This month, not for the first time, How To Eat is in the pub. The blog considering the best way to eat Britain’s most beloved dishes has a pint settling on the bar. It is time to pick over the ploughman’s lunch.

Pedants will take great pleasure in pointing out that this “classic” was only actually given a name and a PR push in the 1960s, by the Milk Marketing Board, but people, including some ploughmen, had been eating bread and cheese with beer for aeons. Therefore, no matter how it has been glossed, this stands as a much-loved British meal, and one which people feel passionately about. As Tommy Cooper once put it: “I had a ploughman’s lunch the other day … he was livid.”


A plated ploughman’s works in a routinely functional way, but a wooden board is preferable. What could be better, in fact, than a large, heavily laden chopping board shared between two, which you eat armed only with a butter knife and a small kitchen knife, each?* You may want to use side-plates for buttering bread on, but, really, that is all you need. Accept you are going to make a mess and get stuck in. Will you need to use your fingers as a fork? You will. What of it?

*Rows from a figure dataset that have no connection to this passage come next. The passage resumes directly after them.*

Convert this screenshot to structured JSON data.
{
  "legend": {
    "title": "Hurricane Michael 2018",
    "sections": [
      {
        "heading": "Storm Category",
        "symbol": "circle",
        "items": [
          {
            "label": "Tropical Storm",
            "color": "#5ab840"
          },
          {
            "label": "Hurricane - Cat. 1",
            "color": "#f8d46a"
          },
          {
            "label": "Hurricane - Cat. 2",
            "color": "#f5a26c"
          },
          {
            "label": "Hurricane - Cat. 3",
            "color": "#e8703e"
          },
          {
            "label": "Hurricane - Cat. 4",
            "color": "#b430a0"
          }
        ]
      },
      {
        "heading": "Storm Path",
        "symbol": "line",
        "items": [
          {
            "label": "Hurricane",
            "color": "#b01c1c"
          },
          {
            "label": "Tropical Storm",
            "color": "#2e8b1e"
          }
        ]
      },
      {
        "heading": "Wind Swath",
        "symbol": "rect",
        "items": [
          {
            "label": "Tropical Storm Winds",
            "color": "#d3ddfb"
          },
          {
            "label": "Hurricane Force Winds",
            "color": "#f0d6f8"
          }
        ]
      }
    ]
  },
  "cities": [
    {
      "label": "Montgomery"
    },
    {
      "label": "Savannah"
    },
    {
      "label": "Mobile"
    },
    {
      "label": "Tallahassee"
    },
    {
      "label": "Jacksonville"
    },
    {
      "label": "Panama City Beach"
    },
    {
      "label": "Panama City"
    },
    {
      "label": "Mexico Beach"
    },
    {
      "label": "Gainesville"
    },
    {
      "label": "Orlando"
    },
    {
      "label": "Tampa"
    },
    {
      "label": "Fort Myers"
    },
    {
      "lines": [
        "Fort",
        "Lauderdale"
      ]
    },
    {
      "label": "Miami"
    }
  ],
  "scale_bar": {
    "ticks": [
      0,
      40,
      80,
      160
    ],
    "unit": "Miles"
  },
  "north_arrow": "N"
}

To minimise clutter and the amount of “work” that you will need to do on that invariably cramped board, all items should be ready sliced, readily accessible and placed directly onto the board. That means softened butter; no warm loaves served in twee little bread tins; sliced eggs; chutneys dolloped in neat, pooling piles, rather than in dainty pots with unnecessary spoons.

NB. How To Eat disregards slate as serving apparatus. It gathers chutney in its flaws and indentations, and who wants to hear knives scraping and clattering against slate? The silent give of a sharp blade against a wooden board is far more satisfying.

*Yes, you are going to use the same knife for the butter, chutneys and, possibly, several cheeses. Take a deep breath, feel the fear, do it anyway. If you need to, clean the knife on the bread or just wipe your finger down the blade and suck off the debris. This is a ploughman’s. You are not taking tea at the Dorchester.


It is sometimes tempting to construct a sandwich. Resist that urge. Is that sandwich bread on that board? Cut to sandwich thickness? No. What you are going to end up with is a doorstep (and who ever, really, wants a doorstep sandwich?), of bread, ham, pickle and cheddar (second only to silica gel in its ability to absorb moisture), that is so dry that you will need, not a pint, but rehydrating by medical professionals in order to finish it.


When there is more than enough to go around, sharing is a pleasure. When you cannot evenly divide the cheddar because the piece is microscopic, it is a fraught experience. Therefore, if you are going to share a ploughman’s between two, order a platter for four. You need enough food, that, as you struggle to finish it, you are left clutching at the table, barely suppressing the need to puke. Otherwise, sharing will end in acrimony.